Теперь мы большие и должны сами думать обо всем. Это я знаю, что многое изменилось за сегодня, и теперь мы большие, все равно, будем ли расти быстро или медленно, и все равно, что бы о нас ни говорили.

Утром что ж, утром можно было нас назвать грудняшками или еще как-нибудь, а теперь нельзя.

Мне кажется, что только теперь я понял, о чем думают взрослые. Красноармейцы у костра, Август, Костя Ерохин.

Это совсем не просто быть большим.

Мы идем медленно, оттого что устали и трудно идти по глубокому снегу. Мотька впереди, а я за ним.

«SOS!»

Мотька попросил, чтобы я достал ему, то есть, попросту говоря, украл, кристалл галена, который, как он это точно знал, находится в синей картонной коробочке на второй полке шкафа в углу химической лаборатории.

И я согласился.

— Один только кристаллик, — повторял он умоляюще.- Я бы сам взял, но меня не пустят.
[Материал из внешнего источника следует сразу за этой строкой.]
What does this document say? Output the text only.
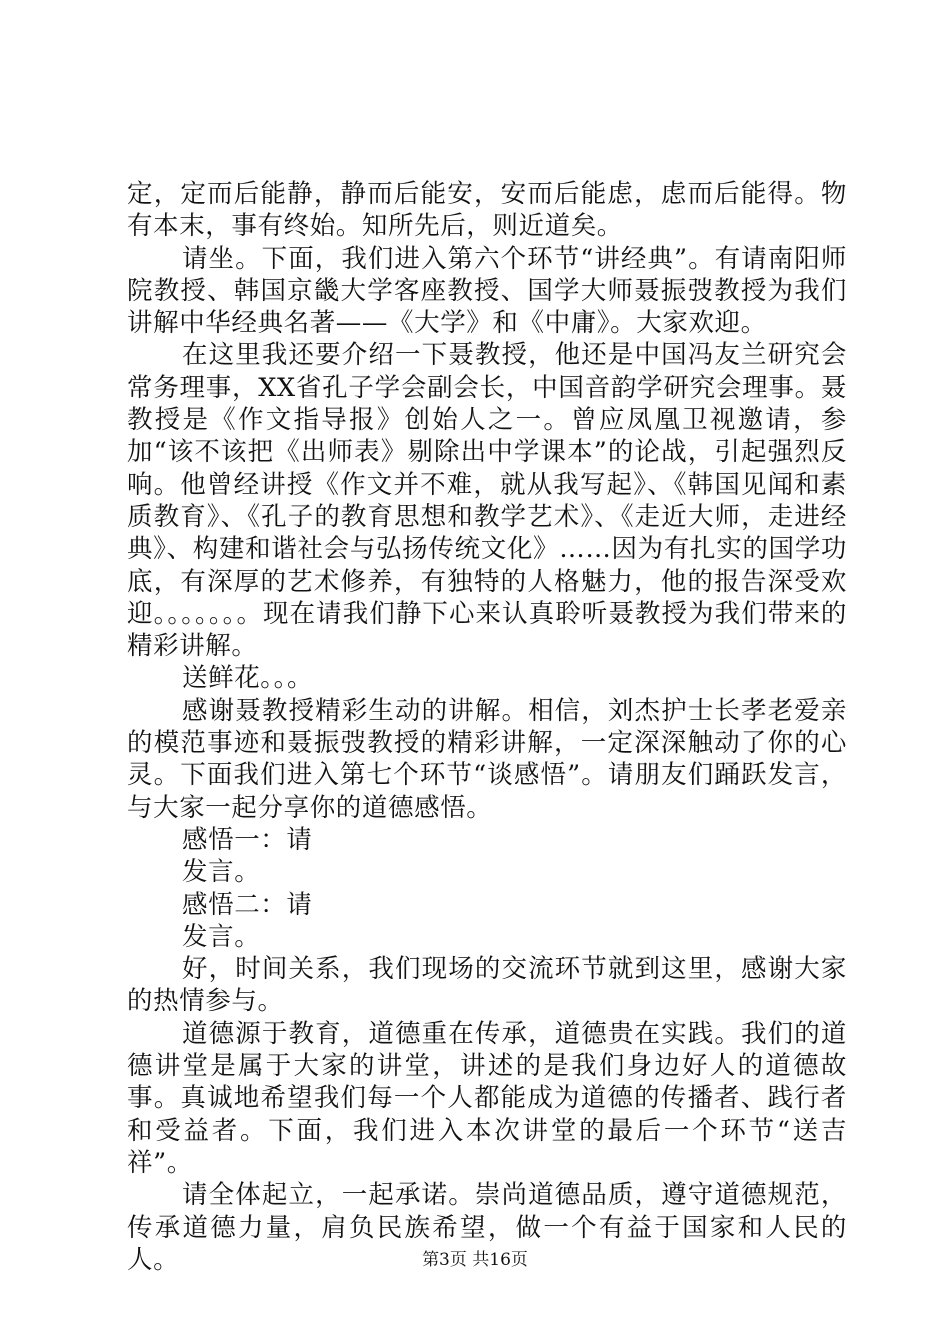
定，定而后能静，静而后能安，安而后能虑，虑而后能得。物有本末，事有终始。知所先后，则近道矣。

请坐。下面，我们进入第六个环节“讲经典”。有请南阳师院教授、韩国京畿大学客座教授、国学大师聂振弢教授为我们讲解中华经典名著——《大学》和《中庸》。大家欢迎。

在这里我还要介绍一下聂教授，他还是中国冯友兰研究会常务理事，XX省孔子学会副会长，中国音韵学研究会理事。聂教授是《作文指导报》创始人之一。曾应凤凰卫视邀请，参加“该不该把《出师表》剔除出中学课本”的论战，引起强烈反响。他曾经讲授《作文并不难，就从我写起》、《韩国见闻和素质教育》、《孔子的教育思想和教学艺术》、《走近大师，走进经典》、构建和谐社会与弘扬传统文化》……因为有扎实的国学功底，有深厚的艺术修养，有独特的人格魅力，他的报告深受欢迎。。。。。。。现在请我们静下心来认真聆听聂教授为我们带来的精彩讲解。

送鲜花。。。

感谢聂教授精彩生动的讲解。相信，刘杰护士长孝老爱亲的模范事迹和聂振弢教授的精彩讲解，一定深深触动了你的心灵。下面我们进入第七个环节“谈感悟”。请朋友们踊跃发言，与大家一起分享你的道德感悟。

感悟一：请

发言。

感悟二：请

发言。

好，时间关系，我们现场的交流环节就到这里，感谢大家的热情参与。

道德源于教育，道德重在传承，道德贵在实践。我们的道德讲堂是属于大家的讲堂，讲述的是我们身边好人的道德故事。真诚地希望我们每一个人都能成为道德的传播者、践行者和受益者。下面，我们进入本次讲堂的最后一个环节“送吉祥”。

请全体起立，一起承诺。崇尚道德品质，遵守道德规范，传承道德力量，肩负民族希望，做一个有益于国家和人民的人。	第3页 共16页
Ты же знаешь, что меня не пустят!

Это было верно: в химической лаборатории Мотька Политнога не пользовался доверием.

Я согласился против воли, как бывало это и раньше. Иногда, раз или два в году, у Мотьки возникали такие бурные, сметающие все препятствия желания, что не было сил противиться им.

…Кроме преподавателя химии, два человека имели право в любое время посещать кабинет — Димка и Алька Мансурова.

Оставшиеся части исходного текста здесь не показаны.